Fractional derivatives are a well-studied generalization of integer order derivatives. Naturally, for optimization, it is of interest to understand the convergence properties of gradient descent using fractional derivatives. Convergence analysis of fractional gradient descent is currently limited both in the methods analyzed and the settings analyzed. This paper aims to fill in these gaps by analyzing variations of fractional gradient descent in smooth and convex, smooth and strongly convex, and smooth and non-convex settings. First, novel bounds will be established bridging fractional and integer derivatives. Then, these bounds will be applied to the aforementioned settings to prove linear convergence for smooth and strongly convex functions and $O(1/T)$ convergence for smooth and convex functions. Additionally, we prove $O(1/T)$ convergence for smooth and non-convex functions using an extended notion of smoothness - H\"older smoothness - that is more natural for fractional derivatives. Finally, empirical results will be presented on the potential speed up of fractional gradient descent over standard gradient descent as well as the challenges of predicting which will be faster in general.

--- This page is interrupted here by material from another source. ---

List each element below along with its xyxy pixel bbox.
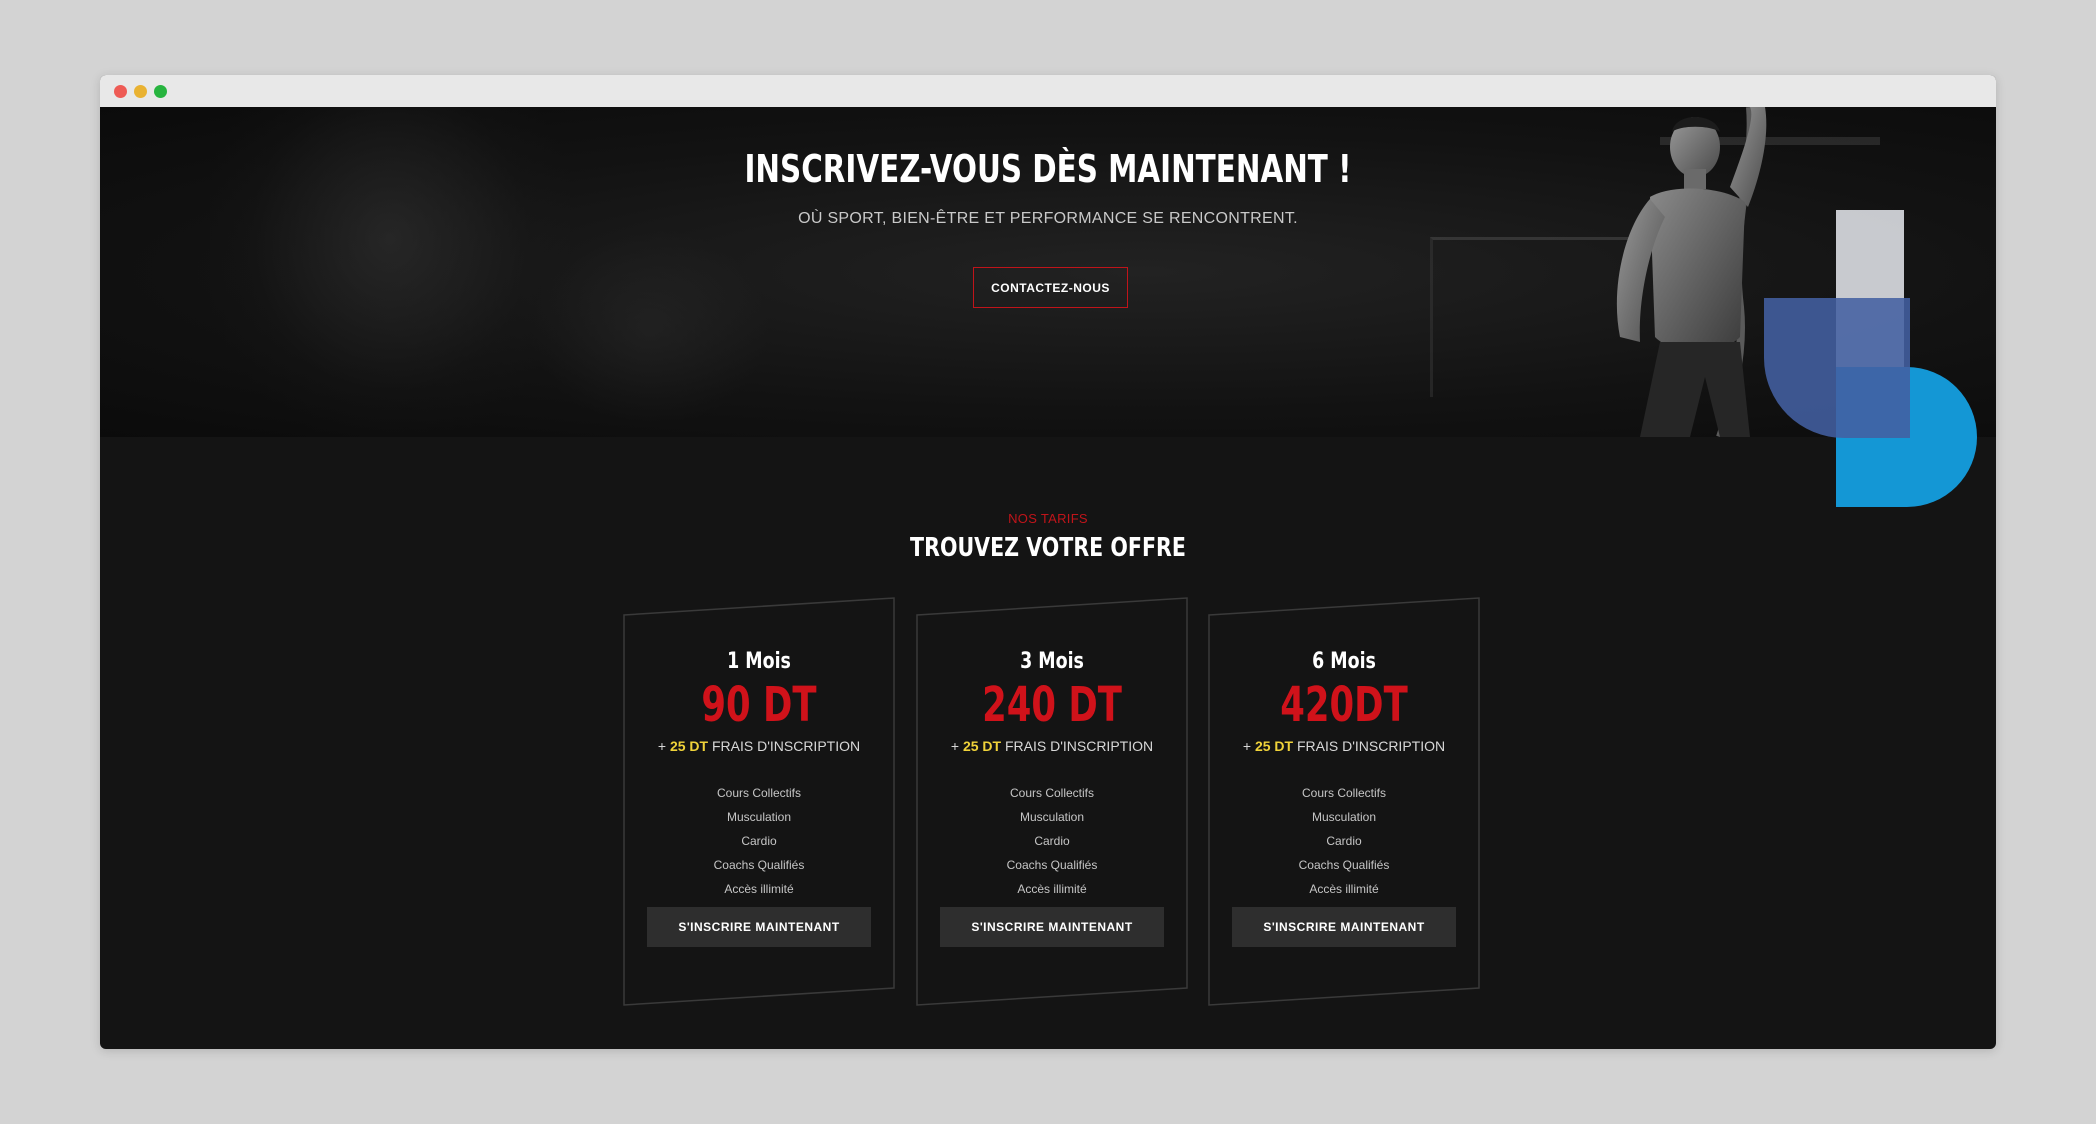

翻译：分数阶导数是整数阶导数的一种被广泛研究的推广形式。在优化领域，理解使用分数阶导数的梯度下降法的收敛性质自然具有重要的学术价值。目前，分数阶梯度下降的收敛性分析在分析方法及分析场景两个层面均存在局限性。本文旨在通过分析光滑凸函数、光滑强凸函数及光滑非凸函数场景下的分数阶梯度下降变体来填补这些空白。首先，我们将建立连接分数阶与整数阶导数的新型边界；随后，将这些边界应用于前述场景，证明光滑强凸函数的线性收敛性以及光滑凸函数的$O(1/T)$收敛性。此外，针对光滑非凸函数，我们利用对分数阶导数更为自然的扩展光滑性概念——Hölder光滑性——证明了$O(1/T)$收敛性。最后，将呈现关于分数阶梯度下降相较于标准梯度下降潜在加速效果的实证结果，并探讨在一般情况下预测何种方法更快的挑战。